Paralel yapıya inanmam için öncellikle davaların açılması, somut delillerin ortaya konulması ve bağımsız mahkemelerin kararları olması gerekir. Seçimden hemen sonra yapılan konuşmada ben daha uzlaşmacı ve yapıcı bir konuşma bekliyordum Başbakan Erdoğan’dan. Ak Parti’nin bütün demokratik açılımlarını desteklemiş biri olarak bunu Başbakandan bekleme hakkına sahip olduğumu da düşünüyorum. Bu seçimi; “özerkliğin ilanı” ve “referanduma” dönüştüren BDP’nin tezini de çökertmiş, Kürtler siyasi özerkliği değil birlikte bir arada kardeşçe yaşamayı tercih etmiştir. Bu seçim bir tezi daha çökertmiştir o da, BDP’nin veya PKK’nin tüm Kürtlerin temsilcisi olduğu iddiası. Bu tezin çökmesinden şahsen en çok ben sevindim.

Çünkü hiçbir zaman BDP veya PKK’nin Kürt halkının haklı davasını, temel hak ve özgürlüklerini savunmadığını, Kürt halkının iki nesil evladını, eğitim, ilim ve irfan yuvalarını bombalayarak, öğretmenleri öldürerek cehalete, yoksulluğa ve sefalete sürüklediğini yazıp durdum.

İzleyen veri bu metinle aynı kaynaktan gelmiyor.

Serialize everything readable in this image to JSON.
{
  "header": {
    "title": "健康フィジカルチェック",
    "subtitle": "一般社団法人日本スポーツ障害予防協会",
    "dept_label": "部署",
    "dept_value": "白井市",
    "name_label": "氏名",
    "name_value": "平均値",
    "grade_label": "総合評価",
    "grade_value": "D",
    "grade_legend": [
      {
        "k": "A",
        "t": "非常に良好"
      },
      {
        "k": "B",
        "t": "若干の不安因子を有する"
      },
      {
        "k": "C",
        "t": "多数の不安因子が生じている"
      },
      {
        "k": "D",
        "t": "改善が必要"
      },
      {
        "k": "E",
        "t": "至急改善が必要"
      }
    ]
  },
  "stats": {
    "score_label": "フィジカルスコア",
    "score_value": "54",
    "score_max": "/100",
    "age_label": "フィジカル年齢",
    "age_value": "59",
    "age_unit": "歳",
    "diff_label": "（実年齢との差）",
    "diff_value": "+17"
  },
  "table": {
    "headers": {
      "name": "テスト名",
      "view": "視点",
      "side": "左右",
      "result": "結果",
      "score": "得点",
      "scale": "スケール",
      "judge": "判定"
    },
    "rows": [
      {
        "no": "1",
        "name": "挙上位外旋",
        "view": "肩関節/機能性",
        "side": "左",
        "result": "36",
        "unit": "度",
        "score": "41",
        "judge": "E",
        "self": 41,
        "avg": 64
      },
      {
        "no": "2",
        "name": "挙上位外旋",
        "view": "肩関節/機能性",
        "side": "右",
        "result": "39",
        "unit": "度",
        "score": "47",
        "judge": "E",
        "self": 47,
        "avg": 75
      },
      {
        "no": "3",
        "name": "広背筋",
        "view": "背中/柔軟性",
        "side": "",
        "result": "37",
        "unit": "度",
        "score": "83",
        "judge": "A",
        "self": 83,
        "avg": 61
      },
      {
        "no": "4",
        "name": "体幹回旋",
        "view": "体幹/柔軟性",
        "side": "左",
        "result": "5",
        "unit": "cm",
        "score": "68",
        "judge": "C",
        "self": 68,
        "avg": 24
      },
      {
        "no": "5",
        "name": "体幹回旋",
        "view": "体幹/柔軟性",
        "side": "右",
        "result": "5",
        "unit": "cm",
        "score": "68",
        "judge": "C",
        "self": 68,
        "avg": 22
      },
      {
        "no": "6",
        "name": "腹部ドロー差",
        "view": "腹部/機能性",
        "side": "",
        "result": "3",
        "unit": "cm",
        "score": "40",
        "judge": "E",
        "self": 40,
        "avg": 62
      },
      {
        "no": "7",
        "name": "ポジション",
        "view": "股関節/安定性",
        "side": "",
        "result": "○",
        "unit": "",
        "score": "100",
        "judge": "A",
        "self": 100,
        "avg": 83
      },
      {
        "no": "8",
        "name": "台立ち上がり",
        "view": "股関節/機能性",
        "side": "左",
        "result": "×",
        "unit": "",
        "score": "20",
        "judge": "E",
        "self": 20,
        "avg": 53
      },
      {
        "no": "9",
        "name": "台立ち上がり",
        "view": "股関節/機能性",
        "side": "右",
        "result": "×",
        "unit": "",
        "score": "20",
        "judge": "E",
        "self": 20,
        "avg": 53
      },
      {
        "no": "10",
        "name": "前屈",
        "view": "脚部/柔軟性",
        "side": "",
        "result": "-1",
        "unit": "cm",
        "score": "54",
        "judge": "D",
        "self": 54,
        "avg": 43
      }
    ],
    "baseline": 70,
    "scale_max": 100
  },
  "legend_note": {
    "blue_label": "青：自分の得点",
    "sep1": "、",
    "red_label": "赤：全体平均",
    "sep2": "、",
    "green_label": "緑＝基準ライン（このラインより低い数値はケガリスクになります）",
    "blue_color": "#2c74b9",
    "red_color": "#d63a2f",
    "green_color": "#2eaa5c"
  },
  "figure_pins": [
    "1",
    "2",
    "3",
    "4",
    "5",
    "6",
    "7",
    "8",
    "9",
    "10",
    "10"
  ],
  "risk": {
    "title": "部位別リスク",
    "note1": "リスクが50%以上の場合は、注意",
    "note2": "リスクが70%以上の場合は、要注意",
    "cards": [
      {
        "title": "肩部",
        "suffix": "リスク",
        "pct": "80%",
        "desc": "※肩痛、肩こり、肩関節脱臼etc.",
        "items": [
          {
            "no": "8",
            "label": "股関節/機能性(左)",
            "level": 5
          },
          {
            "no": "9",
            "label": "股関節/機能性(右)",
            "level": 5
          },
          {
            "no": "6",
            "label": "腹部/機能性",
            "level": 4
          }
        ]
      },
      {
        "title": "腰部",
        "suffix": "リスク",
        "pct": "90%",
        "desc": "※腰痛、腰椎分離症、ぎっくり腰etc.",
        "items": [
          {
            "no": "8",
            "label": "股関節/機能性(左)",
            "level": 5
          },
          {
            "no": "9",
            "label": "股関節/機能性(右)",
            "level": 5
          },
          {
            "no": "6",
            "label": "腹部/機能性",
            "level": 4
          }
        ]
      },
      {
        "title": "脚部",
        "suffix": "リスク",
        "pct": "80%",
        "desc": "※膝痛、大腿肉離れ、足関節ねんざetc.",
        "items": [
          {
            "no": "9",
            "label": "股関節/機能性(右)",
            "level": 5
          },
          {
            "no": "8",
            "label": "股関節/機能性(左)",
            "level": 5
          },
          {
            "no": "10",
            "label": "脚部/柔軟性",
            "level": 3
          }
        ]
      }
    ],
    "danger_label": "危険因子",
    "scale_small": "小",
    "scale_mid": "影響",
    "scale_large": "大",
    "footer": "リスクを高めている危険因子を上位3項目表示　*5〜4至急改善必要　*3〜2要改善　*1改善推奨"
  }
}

Özellikle bugün Diyarbakır’da yüz binlerce işsiz gencin, 11 bin kayıtlı hırsızın olması, yılda bin ton uyuşturucunun ekilmesi, ahlaki dejenerasyonun olabildiğince tavan yapan yapması, yapılan tüm sınavlarda çocukların sıfır çekmesi, Diyarbakır’da her hece yüzlerce insanın aç yatağa girmesi ve bütün insani yaşam haklarından mahrum olmasının tek nedeni PKK, BDP ve partneri geçmiş cuntacılardır. Ayrıca PKK Kürt halkının insani taleplerini değil kendi taleplerini Kürtlere dayattığını defaatle dile getirmiştim ve aynı iddiamı da koruyorum. Hele hele Öcalan’ın Nelson Mandella’ya benzetilmesi harbiden bana çok garip geliyor.

Çünkü Mandella’yla Öcalan arasında en ufak bir benzerlik göremiyorum. Şeyh Said, Seyyid Rıza ve Şeyh Mahmud Berzenci bir Mandella olabilir ama Öcalan olamaz. Bunu da er ya geç tarih ana bize gerçeği gösterecektir. Kürtlerin ezici çoğunluğunun Erdoğan’a verdiği desteği anlamak için önce Kürt olmak, bölgede yaşamış olmak, köylerin, insanların, ormanların yakıldığını görmek, faili meçhul cinayetlere ve gözaltında kayıplara şahit olmak gerekir.

O yüzden Kürtlerin yolsuzluklara neden önem vermediğini anlamak için filozof-milozof olmaya gerek yoktur.